Some doctors are concerned about elderly patients on several prescriptions for multiple co-existing conditions, but there’s opposing pressure from pharmaceutical companies and guidelines developed by doctors that advise using more medications to treat conditions such as heart, lung or kidney disease, diabetes, osteoporosis and depression.
“If you add all of those guidelines together, they might lead to a recommendation to 10, 15, or even 20 different drugs,” Perry said. “As this becomes more complicated, it’s impossible for anyone to know what’s going on.
“The solution is to fall back on common sense — intelligent good medicine,” Perry said. “There is no substitute to thinking about the individual goals of each patient.”
It might not make sense, for example, for an 85-year-old with an aggressive cancer who would prefer to die in her sleep to be taking a beta blocker that may prevent sudden cardiac arrest, Perry said.
Or imagine the 90-year-old man on a drug patch for dementia that’s intended to improve cognition but has several side effects, including nausea, loss of appetite and potentially fainting, Perry said. It’s sad when grandpa loses mental acuity, but it’s not unexpected, he said.
The guiding principle, Perry said, should be that “drugs are very powerful influences on people and there’s no free lunch; anything that works always has some significant adverse effects for some people and therefore every single one requires some thought.”
McCracken and Perry suggest conversations with the patient, family and caregivers about the potential benefit and harm that come with each drug and drug combination.
McCracken said: “Older people are not just a collection of their diseases — they are special people with special goals in life and we need to prescribe accordingly.”
More details about the statistics are at ti.ubc.ca.
Therapeutics Initiative recommendations
The newsletter from the Therapeutics Initiative recommends seven tips for everyone from those who prescribe drugs to those who take them. The tips include the following suggestions:
- Re-evaluate goals of therapy: Review what you want the drug to ultimately do. “When quality of life clearly trumps longevity, using drugs intended to prevent death can be irrational. Conversely, when survival is paramount, drugs that increase mortality are inappropriate.”
- Apply absolute risk differences. Some drug treatments offer modest benefits based on typically younger and healthier populations. Understanding the degree to which any given drug has of helping you against the risks of how it can adversely affect your health or comfort goes a long way in helping patients and doctors talk about “deprescribing.”
- Consider lower doses of drugs that treat symptoms or preventive medications as a way to reduce side-effects and costs.

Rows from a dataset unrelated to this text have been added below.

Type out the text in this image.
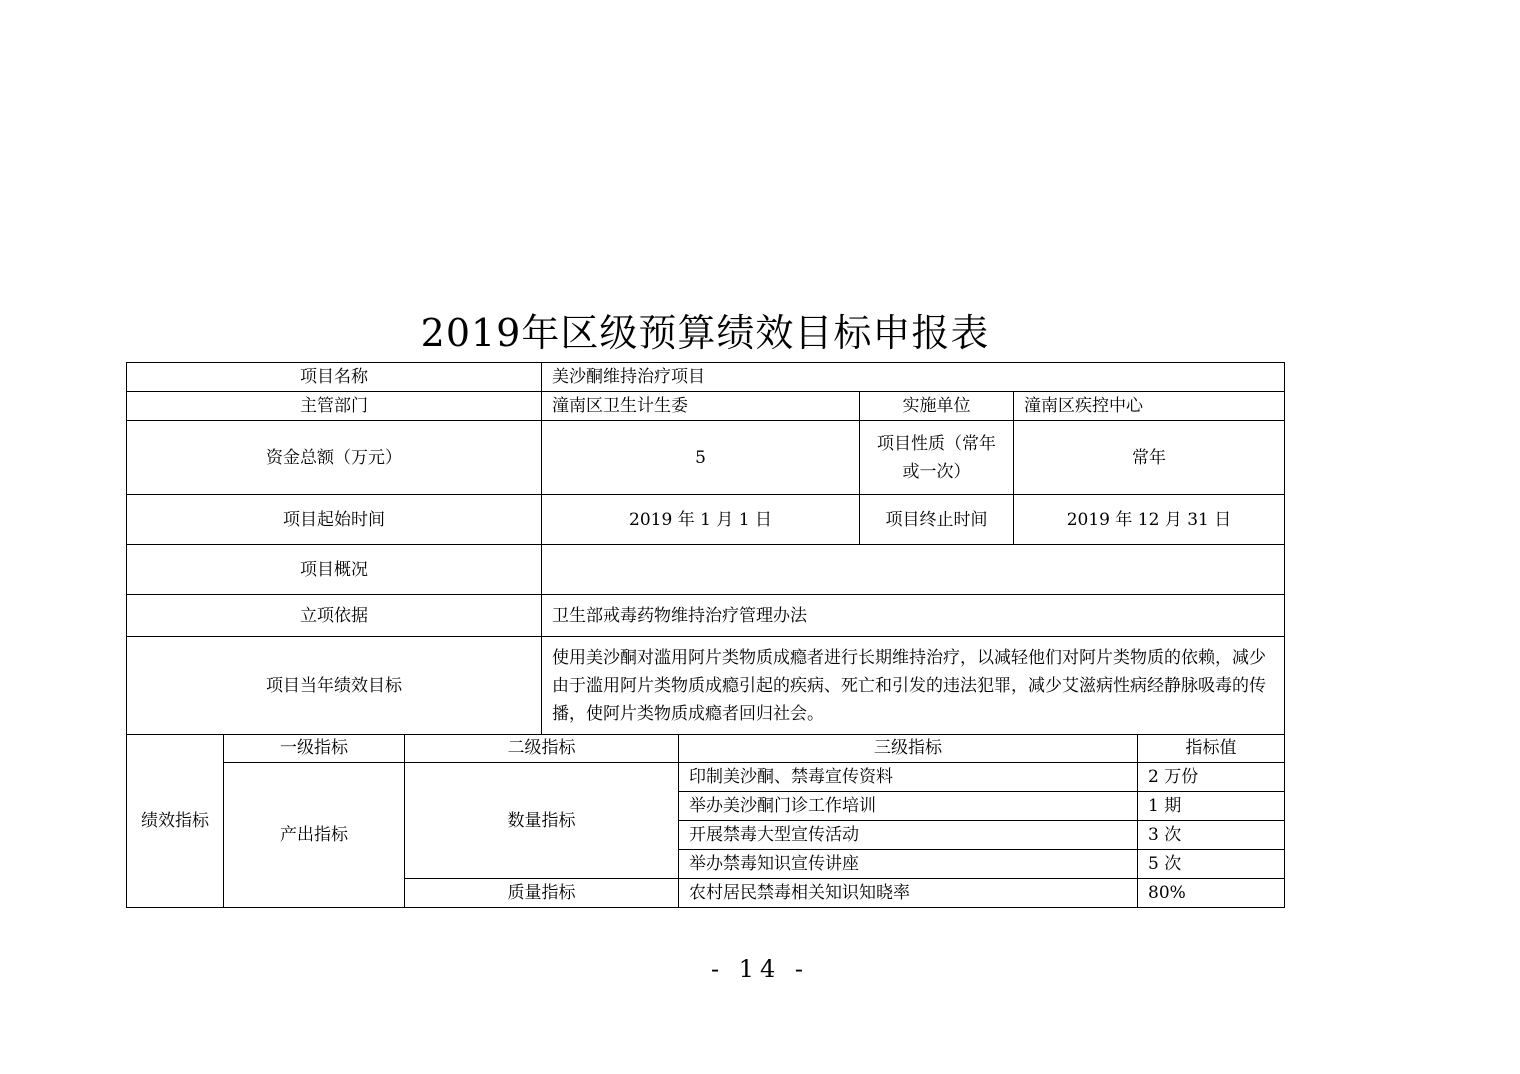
2019年区级预算绩效目标申报表
项目名称	美沙酮维持治疗项目		
主管部门	潼南区卫生计生委	实施单位	潼南区疾控中心
资金总额（万元）	5	项目性质（常年或一次）	常年
项目起始时间	2019 年 1 月 1 日	项目终止时间	2019 年 12 月 31 日
项目概况			
立项依据	卫生部戒毒药物维持治疗管理办法		
项目当年绩效目标	使用美沙酮对滥用阿片类物质成瘾者进行长期维持治疗，以减轻他们对阿片类物质的依赖，减少由于滥用阿片类物质成瘾引起的疾病、死亡和引发的违法犯罪，减少艾滋病性病经静脉吸毒的传播，使阿片类物质成瘾者回归社会。		
绩效指标	一级指标	二级指标	三级指标	指标值
	产出指标	数量指标	印制美沙酮、禁毒宣传资料	2 万份
			举办美沙酮门诊工作培训	1 期
			开展禁毒大型宣传活动	3 次
			举办禁毒知识宣传讲座	5 次
		质量指标	农村居民禁毒相关知识知晓率	80%
- 14 -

- Avoid unnecessary drug costs by not prescribing or not taking drugs that offer negligible help and several harms.
- Reassess the ongoing value of individual and combination drugs: Some drugs never approved for chronic use “stick” to patients after a single medical event. Often they can be discontinued safely.
- Use common sense and the Golden Rule: “Would I take these drugs under these circumstances?” Re-evaluate drugs that offer potential small benefits against the health of the patient and their other co-existing conditions.
- Aim to stop at least one drug and monitor: A reasonable goal for a clinician in each case of a senior on multiple drugs. “Avoiding new and stopping old prescriptions are the only means to reduce polypharmacy.”